Enio Xavier analisa os dilemas éticos e as oportunidades para uma publicidade mais inclusiva, destacando o impacto da representatividade negra no mercado brasileiro.

Como ser publicitário e não surtar (muito) no capitalismo Imagem criada via IA por Genibot.

Olá, profissional do mercado publicitário. Vamos direto ao ponto: quem aqui nunca teve uma crise existencial enquanto revisava um anúncio ou bolava aquela ideia “brilhante” que, no fundo, você sabe que ninguém precisava? Se você respondeu “eu”, parabéns, você está num nível de negação olímpico. Agora, se você, como a maioria de nós, já se perguntou o que está fazendo com a sua vida enquanto tenta vender um festival com pouquíssima representatividade no lineup ou um celular que faz exatamente o que outros dez já fazem, então, bem-vindos à terapia coletiva dos publicitários que ainda têm um pingo de consciência.

Eu entendo. A publicidade pode parecer, às vezes, uma vilã que impulsiona o consumismo e reforça padrões de comportamento problemáticos. Mas calma, vamos pensar com mais cuidado e pragmatismo. Dá para repensar nossa profissão sem renegar tudo que fazemos, e ainda encontrar um propósito genuíno, afinal, publicitários são engenhosos, certo?

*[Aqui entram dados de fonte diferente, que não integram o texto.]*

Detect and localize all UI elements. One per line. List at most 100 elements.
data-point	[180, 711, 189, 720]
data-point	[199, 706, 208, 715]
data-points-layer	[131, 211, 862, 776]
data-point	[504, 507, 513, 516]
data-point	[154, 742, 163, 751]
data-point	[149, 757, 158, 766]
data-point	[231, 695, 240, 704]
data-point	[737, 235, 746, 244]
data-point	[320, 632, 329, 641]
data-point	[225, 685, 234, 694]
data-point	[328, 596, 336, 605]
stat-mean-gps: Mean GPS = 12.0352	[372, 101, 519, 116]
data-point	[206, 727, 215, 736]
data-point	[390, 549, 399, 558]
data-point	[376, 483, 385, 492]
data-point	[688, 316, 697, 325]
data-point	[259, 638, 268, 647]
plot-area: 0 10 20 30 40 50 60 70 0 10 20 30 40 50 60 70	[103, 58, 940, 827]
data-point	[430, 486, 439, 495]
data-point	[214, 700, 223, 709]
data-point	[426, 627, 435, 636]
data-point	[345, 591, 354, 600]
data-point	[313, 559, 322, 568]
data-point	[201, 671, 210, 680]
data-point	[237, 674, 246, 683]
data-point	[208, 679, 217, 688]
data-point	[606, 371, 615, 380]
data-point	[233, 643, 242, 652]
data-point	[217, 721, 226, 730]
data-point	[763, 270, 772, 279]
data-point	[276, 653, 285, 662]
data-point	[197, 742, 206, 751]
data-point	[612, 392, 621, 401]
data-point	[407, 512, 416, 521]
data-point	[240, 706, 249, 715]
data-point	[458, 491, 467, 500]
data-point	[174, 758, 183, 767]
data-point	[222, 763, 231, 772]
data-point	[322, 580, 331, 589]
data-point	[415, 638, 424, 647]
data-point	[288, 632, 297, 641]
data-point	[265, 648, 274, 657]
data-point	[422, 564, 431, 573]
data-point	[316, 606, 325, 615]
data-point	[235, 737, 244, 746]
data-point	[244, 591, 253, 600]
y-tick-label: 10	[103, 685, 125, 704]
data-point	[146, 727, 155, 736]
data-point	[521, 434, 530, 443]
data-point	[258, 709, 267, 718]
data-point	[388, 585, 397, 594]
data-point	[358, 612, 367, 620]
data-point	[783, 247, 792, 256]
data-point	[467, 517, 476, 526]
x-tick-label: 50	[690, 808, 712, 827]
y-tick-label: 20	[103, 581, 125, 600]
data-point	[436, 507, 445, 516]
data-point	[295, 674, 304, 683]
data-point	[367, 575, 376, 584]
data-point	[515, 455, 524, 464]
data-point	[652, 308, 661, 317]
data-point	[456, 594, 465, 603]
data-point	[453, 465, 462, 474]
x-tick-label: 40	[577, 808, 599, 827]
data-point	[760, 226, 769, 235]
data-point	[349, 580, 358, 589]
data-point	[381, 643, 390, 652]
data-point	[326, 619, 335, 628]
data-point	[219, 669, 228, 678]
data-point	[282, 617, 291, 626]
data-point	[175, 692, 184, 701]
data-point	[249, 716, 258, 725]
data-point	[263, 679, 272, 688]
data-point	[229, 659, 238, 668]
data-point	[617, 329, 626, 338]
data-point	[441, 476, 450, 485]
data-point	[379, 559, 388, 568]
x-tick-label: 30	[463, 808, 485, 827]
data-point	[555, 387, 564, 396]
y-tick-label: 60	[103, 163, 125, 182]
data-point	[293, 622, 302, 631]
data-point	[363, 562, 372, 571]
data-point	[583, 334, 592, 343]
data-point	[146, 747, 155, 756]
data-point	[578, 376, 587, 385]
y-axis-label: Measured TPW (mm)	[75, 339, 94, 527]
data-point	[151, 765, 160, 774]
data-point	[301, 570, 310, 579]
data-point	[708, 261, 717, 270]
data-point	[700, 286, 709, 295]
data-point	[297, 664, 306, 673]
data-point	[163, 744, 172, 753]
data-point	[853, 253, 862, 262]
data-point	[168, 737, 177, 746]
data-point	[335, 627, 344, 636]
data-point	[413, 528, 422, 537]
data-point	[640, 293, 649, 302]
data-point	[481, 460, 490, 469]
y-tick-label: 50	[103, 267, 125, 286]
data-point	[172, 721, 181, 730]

O peso de ser publicitário negro em um mundo capitalista

Se ser publicitário em um mundo capitalista é complicado, ser publicitário negro nesse ambiente é praticamente um esporte de alto risco. A disparidade racial nas agências é gritante. Dados do Censo de Diversidade nas Agências mostram que apenas 8% dos CEOs são negros, e não há uma única mulher negra nos cargos de liderança máxima nas grandes agências. Para um país onde mais de 50% da população é negra ou parda, esse número é praticamente um soco no estômago.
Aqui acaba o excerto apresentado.